As expected, there was no statistically significant link between the stimulus complexity variable and the recognition memory performance in the intentional memory task;
The results from these two experiments indicate that there is a strong possibility that symmetry perception for three-dimensional objects is an incremental process, where symmetry is extracted gradually as the global structure of objects is recovered. In Experiment 1, we reasoned that if symmetry perception emerges gradually as global three-dimensional information is recovered from the image data then symmetry detection should be influenced by the complexity and presentation durations of stimuli. The results of Experiment 1 were consistent with this view. Experiment 2 employed an incidental memory task. In this setting, participants judged the left-right orientation of stimulus objects during the study phase and later tested their recognition memory of these objects in the test phase. As predicted, the results of Experiment 2 revealed that recognition memory performance was highly correlated with stimulus complexity when the study task involved incidental left-right orientation judgments, but not when the study task involved intentional encoding. Taken together, these results are consistent with the view that symmetry perception in three-dimensional objects emerges in an incremental process, where symmetry is extracted gradually as the global structure of objects is recovered.

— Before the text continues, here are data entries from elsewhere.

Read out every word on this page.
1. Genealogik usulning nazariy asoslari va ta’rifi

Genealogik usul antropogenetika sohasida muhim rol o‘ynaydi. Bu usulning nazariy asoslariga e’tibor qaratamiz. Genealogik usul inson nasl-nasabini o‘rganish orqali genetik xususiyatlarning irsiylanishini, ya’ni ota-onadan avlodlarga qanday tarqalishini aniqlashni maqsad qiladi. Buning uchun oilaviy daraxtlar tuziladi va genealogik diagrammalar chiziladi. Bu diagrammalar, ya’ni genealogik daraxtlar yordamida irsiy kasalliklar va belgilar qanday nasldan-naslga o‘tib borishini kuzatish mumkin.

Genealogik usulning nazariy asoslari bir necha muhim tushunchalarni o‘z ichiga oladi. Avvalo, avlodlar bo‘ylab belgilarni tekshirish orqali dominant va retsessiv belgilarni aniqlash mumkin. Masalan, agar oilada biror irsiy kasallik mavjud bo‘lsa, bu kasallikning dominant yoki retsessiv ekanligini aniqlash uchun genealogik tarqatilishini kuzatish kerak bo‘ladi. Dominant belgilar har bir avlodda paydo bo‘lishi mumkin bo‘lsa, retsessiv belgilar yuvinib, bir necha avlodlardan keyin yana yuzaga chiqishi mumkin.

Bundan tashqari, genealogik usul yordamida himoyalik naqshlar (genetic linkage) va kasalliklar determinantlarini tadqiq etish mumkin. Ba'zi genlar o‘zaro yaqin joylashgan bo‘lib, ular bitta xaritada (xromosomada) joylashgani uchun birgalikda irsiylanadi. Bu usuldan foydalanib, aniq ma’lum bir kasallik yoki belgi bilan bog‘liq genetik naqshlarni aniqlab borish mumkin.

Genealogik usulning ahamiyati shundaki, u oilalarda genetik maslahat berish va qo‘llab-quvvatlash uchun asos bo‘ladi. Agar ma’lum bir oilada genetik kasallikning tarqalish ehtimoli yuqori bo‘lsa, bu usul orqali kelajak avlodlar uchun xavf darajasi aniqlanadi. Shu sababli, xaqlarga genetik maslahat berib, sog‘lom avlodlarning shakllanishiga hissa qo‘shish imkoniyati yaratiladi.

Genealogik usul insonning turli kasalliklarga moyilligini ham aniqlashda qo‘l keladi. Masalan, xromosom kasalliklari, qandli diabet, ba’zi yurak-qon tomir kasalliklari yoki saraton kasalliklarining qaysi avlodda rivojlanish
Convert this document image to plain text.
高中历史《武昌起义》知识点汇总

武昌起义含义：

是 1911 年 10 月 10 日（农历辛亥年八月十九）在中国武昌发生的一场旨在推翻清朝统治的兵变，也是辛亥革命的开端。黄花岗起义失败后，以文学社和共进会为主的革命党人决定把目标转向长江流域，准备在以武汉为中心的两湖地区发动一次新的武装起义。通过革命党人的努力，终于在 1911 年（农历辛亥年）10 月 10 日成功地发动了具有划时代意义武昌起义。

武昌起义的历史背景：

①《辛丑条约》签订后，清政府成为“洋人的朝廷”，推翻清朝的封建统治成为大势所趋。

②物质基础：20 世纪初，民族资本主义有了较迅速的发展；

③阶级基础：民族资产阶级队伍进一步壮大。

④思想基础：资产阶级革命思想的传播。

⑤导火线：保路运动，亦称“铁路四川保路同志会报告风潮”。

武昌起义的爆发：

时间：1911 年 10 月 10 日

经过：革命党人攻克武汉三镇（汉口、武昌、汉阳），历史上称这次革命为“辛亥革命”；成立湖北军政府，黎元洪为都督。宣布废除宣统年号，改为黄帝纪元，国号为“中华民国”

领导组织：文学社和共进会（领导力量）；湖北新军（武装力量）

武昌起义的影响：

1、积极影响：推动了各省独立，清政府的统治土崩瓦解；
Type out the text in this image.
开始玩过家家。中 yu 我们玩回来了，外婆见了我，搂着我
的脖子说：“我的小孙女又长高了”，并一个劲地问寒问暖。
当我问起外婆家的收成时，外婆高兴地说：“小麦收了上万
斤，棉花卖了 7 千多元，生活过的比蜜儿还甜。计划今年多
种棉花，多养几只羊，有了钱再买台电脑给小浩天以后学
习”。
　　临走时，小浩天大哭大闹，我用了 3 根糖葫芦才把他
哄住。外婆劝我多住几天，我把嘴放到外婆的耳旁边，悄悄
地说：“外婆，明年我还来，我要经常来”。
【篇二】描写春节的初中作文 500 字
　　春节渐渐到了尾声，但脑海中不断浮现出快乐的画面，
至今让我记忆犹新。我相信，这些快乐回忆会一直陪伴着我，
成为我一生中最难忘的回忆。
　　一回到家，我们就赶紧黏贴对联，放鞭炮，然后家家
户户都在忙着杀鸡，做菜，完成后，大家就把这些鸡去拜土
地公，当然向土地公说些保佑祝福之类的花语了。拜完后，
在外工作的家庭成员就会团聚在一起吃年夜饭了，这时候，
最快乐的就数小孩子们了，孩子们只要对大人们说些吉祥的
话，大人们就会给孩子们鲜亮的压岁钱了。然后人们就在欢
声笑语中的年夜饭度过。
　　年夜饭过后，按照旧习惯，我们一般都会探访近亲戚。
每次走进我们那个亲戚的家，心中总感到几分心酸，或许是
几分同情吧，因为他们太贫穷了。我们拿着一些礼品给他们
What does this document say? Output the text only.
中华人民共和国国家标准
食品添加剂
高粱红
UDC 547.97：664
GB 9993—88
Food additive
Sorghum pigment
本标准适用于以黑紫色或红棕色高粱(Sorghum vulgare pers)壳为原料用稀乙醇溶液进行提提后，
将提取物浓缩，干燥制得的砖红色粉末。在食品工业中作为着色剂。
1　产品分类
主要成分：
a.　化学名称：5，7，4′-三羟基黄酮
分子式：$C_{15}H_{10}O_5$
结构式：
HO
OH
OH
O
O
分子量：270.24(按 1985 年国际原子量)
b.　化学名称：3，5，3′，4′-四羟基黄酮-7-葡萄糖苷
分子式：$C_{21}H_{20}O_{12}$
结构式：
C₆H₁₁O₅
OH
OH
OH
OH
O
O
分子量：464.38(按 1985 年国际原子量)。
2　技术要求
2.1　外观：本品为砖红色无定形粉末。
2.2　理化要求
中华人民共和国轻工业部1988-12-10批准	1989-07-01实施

5.1 Implications: Symmetry Perception and Object Representation
Clearly, at the very early stage of object representation, some form of part decomposition and the assignment of edges to a figure should occur. At this stage, some form of coarse descriptions of object parts occurs (e.g., Hoffman & Ridchards, 1984), and this coarse representation of object parts probably suffices for initial symmetry detection relevant to two-dimensional images. After this stage, symmetry perception for three-dimensional stimuli arises gradually as figure-ground segregation is achieved (see also Sekuler & Palmer, 1992; van Lier, Leeuwenberg, & Helm, 1997). We suggest that symmetry detection is likely to go through multiple-stages (Wagemans, 1997). Given the current finding that symmetry perception for three-dimensional stimuli depends on stimulus complexity and presentation durations, the later stages of symmetry perception may employ a constellation of features as cues determining the axis of symmetry, which can be identified, for example, by processing local energy functions (the intensity of pixels) and then local maxima of a convoluted image. This process proceeds iteratively as more fine-tuned features are recovered from the original images (e.g., Scognamillo, Rhodes, Morrone, & Burr, 2003).
In Biederman and Hummel’s model of object representation and recognition (Biederman, 1987; Hummel & Biederman, 1992; see also Marr, 1981; Marr & Nishihara, 1978), a limited number of geometric primitives and their configurations render the representation of a variety of basiclevel objects. The model suggests that constructing three-dimensional local components from two-dimensional non-accidental image data requires the detection and integration of different image features (Biederman, 1987). In order to combine these properties, some attentional mechanisms may be deployed. We suggest that symmetry perception for three-dimensional objects appear as these local three dimensional features are recovered gradually. Future research should investigate exactly how the recovery of threedimensional features eventually gives rise to the extraction of global axes of symmetry.